Rivers Coalition
- Formation: 1998; 28 years ago
- Type: Nonprofit
- Tax ID no.: 20-3734891
- Registration no.: Florida Registration ID: 85-8013870716C-4
- Legal status: 501(c)(3)
- Headquarters: Stuart, Florida
- Website: https://riverscoalition.org/

= Rivers Coalition =

Nonprofit organization in Florida, U.S.

The Rivers Coalition is an advocacy organization started in 1998 and based out of Stuart, Florida, working on behalf of the St. Lucie River, St. Lucie Estuary, and Indian River Lagoon to stop the adverse environmental and economic effects of the U.S. Army Corps of Engineers discharges into the St. Lucie River from Lake Okeechobee.

==Community involvement==
The Rivers Coalition hosts monthly meetings at the City of Stuart Town Hall, and invites elected officials, agency representatives, scientists, and more to discuss the issues facing the St. Lucie River, St. Lucie Estuary, and Indian River Lagoon.

==Legal defense fund==
The Rivers Coalition Defense Fund is a 501(c)(3) organization under the Internal Revenue Code and registered in the State of Florida. The legal defense fund was involved in the lawsuit: Mildenberger v. United States. 643 F.3d 938 (Fed. Cir. 2011). The text of the lawsuit is available here: .

==River Kidz==

The River Kidz is a youth organization designed to encourage young people to learn about the issues facing the St. Lucie River, St.

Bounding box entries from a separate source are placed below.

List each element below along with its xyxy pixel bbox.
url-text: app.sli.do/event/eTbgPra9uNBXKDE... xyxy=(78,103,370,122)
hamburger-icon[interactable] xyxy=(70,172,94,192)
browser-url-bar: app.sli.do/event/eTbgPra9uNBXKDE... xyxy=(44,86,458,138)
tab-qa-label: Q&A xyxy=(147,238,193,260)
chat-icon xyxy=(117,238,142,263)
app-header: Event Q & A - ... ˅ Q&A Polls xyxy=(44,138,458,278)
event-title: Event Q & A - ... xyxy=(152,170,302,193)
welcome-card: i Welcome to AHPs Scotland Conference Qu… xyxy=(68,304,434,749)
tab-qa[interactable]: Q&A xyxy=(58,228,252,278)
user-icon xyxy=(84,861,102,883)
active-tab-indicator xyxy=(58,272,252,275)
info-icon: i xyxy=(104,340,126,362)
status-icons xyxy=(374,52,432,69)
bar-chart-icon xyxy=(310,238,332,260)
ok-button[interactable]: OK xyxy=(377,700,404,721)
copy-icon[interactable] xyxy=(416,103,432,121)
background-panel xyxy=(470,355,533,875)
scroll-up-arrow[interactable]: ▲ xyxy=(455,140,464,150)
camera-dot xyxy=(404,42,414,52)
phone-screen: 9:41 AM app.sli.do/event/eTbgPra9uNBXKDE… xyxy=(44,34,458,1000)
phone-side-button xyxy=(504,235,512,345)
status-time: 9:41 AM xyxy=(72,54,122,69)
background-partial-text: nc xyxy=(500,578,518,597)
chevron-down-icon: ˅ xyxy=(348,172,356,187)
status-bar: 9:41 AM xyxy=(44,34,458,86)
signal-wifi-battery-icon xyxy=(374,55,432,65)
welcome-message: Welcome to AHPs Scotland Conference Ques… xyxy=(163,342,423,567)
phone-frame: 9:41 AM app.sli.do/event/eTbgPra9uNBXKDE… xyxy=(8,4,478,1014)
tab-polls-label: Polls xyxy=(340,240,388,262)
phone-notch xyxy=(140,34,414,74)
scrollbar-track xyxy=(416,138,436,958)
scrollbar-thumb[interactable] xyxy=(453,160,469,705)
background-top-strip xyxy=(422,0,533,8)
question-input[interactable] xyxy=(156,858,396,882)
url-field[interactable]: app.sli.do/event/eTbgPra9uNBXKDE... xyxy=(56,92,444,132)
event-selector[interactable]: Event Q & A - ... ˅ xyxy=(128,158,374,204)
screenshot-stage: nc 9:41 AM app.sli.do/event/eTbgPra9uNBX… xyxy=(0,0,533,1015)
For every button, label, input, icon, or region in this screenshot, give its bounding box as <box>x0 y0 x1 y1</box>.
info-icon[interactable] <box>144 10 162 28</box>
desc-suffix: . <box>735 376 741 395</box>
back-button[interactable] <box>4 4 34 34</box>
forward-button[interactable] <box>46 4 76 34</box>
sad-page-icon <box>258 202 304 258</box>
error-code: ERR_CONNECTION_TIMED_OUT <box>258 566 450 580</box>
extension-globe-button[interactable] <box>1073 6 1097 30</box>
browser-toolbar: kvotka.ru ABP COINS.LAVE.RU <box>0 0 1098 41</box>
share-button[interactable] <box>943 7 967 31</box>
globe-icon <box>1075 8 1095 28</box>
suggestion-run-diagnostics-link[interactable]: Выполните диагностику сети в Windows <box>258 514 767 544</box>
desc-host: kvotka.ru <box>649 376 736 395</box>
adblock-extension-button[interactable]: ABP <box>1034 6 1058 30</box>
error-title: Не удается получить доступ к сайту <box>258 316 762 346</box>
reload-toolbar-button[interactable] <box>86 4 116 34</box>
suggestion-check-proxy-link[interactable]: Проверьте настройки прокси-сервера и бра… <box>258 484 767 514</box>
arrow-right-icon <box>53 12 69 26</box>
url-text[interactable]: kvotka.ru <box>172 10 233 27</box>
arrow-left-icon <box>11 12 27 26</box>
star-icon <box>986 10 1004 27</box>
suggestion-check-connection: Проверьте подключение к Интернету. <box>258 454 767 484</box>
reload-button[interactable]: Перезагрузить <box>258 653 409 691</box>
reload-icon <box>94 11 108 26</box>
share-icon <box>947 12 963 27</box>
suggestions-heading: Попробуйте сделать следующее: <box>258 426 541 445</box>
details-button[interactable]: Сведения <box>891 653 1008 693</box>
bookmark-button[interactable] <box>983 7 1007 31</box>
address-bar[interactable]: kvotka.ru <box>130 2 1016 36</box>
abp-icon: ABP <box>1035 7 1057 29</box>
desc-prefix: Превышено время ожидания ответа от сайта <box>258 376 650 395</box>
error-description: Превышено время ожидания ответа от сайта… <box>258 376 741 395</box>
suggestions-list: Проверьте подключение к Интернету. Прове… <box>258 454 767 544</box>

Lucie Estuary, and Indian River Lagoon, so they are better able to speak out, get involved, and raise awareness on behalf of Florida waters and environment.

==Members==
The Rivers Coalition represents over 105 member organizations, which includes environmental groups, businesses, fishing clubs, and homeowners associations representing approximately 400,000 people.